One of the objects of the Patents Law is to provide protection to new technologies in all fields and domain of technologies. The new technologies shall or may contribute to the country economy growth by way of involvement of new efficient and quality method or product manufacturing in India.
To provide the protection of new technologies by patenting the product or process will contribute significantly to the innovation development in the country. Further by granting patent, the patentee can contribute to manufacturing the new product or new process of manufacturing by himself or by technology collaboration or through the licensing.
The applicant submits that the present disclosure will contribute to country economy, which is one of the purposes to enact the Patents Act, 1970. The product in accordance with present invention will be in great demand in country and worldwide due to novel technical features of a present invention is a technical advancement in detecting the authentic products. The technology in accordance with present disclosure will provide a novel and easy way for the detection of fake products.
The product will contribute new concept in detecting real products for the user not to get fooled wherein the patented system and method will be used. The present disclosure will replace the whole concept of verifying the authenticity of products from decades. The product is developed in the national interest and will contribute to country economy.
The economy significance details requirement may be called during the examination. Only after filing of this Patent application, the applicant can work publicly related to present disclosure product/process/method. The applicant will disclose all the details related to the economic significance contribution after the protection of invention.
The embodiments herein and the various features and advantageous details thereof are explained with reference to the non-limiting embodiments in the following description. Descriptions of well-known components and processing techniques are omitted so as to not unnecessarily obscure the embodiments herein. The examples used herein are intended merely to facilitate an understanding of ways in which the embodiments herein may be practiced and to further enable those of skill in the art to practice the embodiments herein. Accordingly, the examples should not be construed as limiting the scope of the embodiments herein.
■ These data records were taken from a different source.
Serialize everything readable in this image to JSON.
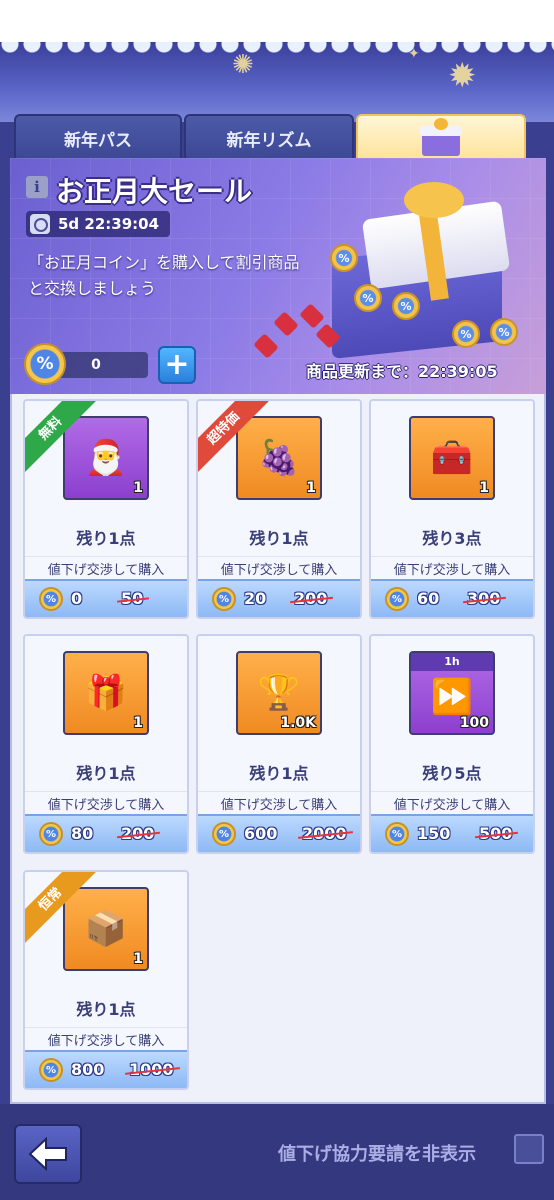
{
  "tabs": [
    {
      "label": "新年パス"
    },
    {
      "label": "新年リズム"
    },
    {
      "label": "",
      "icon": "gift-box-icon"
    }
  ],
  "hero": {
    "title": "お正月大セール",
    "timer": "5d 22:39:04",
    "description": "「お正月コイン」を購入して割引商品と交換しましょう",
    "refresh_label": "商品更新まで：22:39:05"
  },
  "currency": {
    "symbol": "%",
    "amount": "0",
    "add_label": "+"
  },
  "items": [
    {
      "ribbon": "無料",
      "ribbon_color": "#2fa84a",
      "image": "santa-gingerbread-icon",
      "bg": "purple",
      "qty": "1",
      "remaining": "残り1点",
      "action": "値下げ交渉して購入",
      "price": "0",
      "old_price": "50"
    },
    {
      "ribbon": "超特価",
      "ribbon_color": "#e04a3a",
      "image": "cornucopia-icon",
      "bg": "orange",
      "qty": "1",
      "remaining": "残り1点",
      "action": "値下げ交渉して購入",
      "price": "20",
      "old_price": "200"
    },
    {
      "ribbon": "",
      "image": "silver-chest-icon",
      "bg": "orange",
      "qty": "1",
      "remaining": "残り3点",
      "action": "値下げ交渉して購入",
      "price": "60",
      "old_price": "300"
    },
    {
      "ribbon": "",
      "image": "red-chest-tier2-icon",
      "bg": "orange",
      "qty": "1",
      "remaining": "残り1点",
      "action": "値下げ交渉して購入",
      "price": "80",
      "old_price": "200"
    },
    {
      "ribbon": "",
      "image": "trophy-icon",
      "bg": "orange",
      "qty": "1.0K",
      "remaining": "残り1点",
      "action": "値下げ交渉して購入",
      "price": "600",
      "old_price": "2000"
    },
    {
      "ribbon": "",
      "image": "fast-forward-icon",
      "bg": "purple",
      "img_label": "1h",
      "qty": "100",
      "remaining": "残り5点",
      "action": "値下げ交渉して購入",
      "price": "150",
      "old_price": "500"
    },
    {
      "ribbon": "恒常",
      "ribbon_color": "#e89a1e",
      "image": "gold-chest-tier2-icon",
      "bg": "orange",
      "qty": "1",
      "remaining": "残り1点",
      "action": "値下げ交渉して購入",
      "price": "800",
      "old_price": "1000"
    }
  ],
  "footer": {
    "hide_label": "値下げ協力要請を非表示"
  }
}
The foregoing description of the specific embodiments so fully reveal the general nature of the embodiments herein that others can, by applying current knowledge, readily modify and/or adapt for various applications such specific embodiments without departing from the generic concept, and, therefore, such adaptations and modifications should and are intended to be comprehended within the meaning and range of equivalents of the disclosed embodiments. It is to be understood that the phraseology or terminology employed herein is for the purpose of description and not of limitation. Therefore, while the embodiments herein have been described in terms of preferred embodiments, those skilled in the art will recognize that the embodiments herein can be practiced with modification within the spirit and scope of the embodiments as described herein.
The use of the expression “at least” or “at least one” suggests the use of one or more elements or ingredients or quantities, as the use may be in the embodiment of the disclosure to achieve one or more of the desired objects or results.
While considerable emphasis has been placed herein on the components and component parts of the preferred embodiments, it will be appreciated that many embodiments can be made and that many changes can be made in the preferred embodiments without departing from the principles of the disclosure. These and other changes in the preferred embodiment as well as other embodiments of the disclosure will be apparent to those skilled in the art from the disclosure herein, whereby it is to be distinctly understood that the foregoing descriptive matter is to be interpreted merely as illustrative of the disclosure and not as a limitation.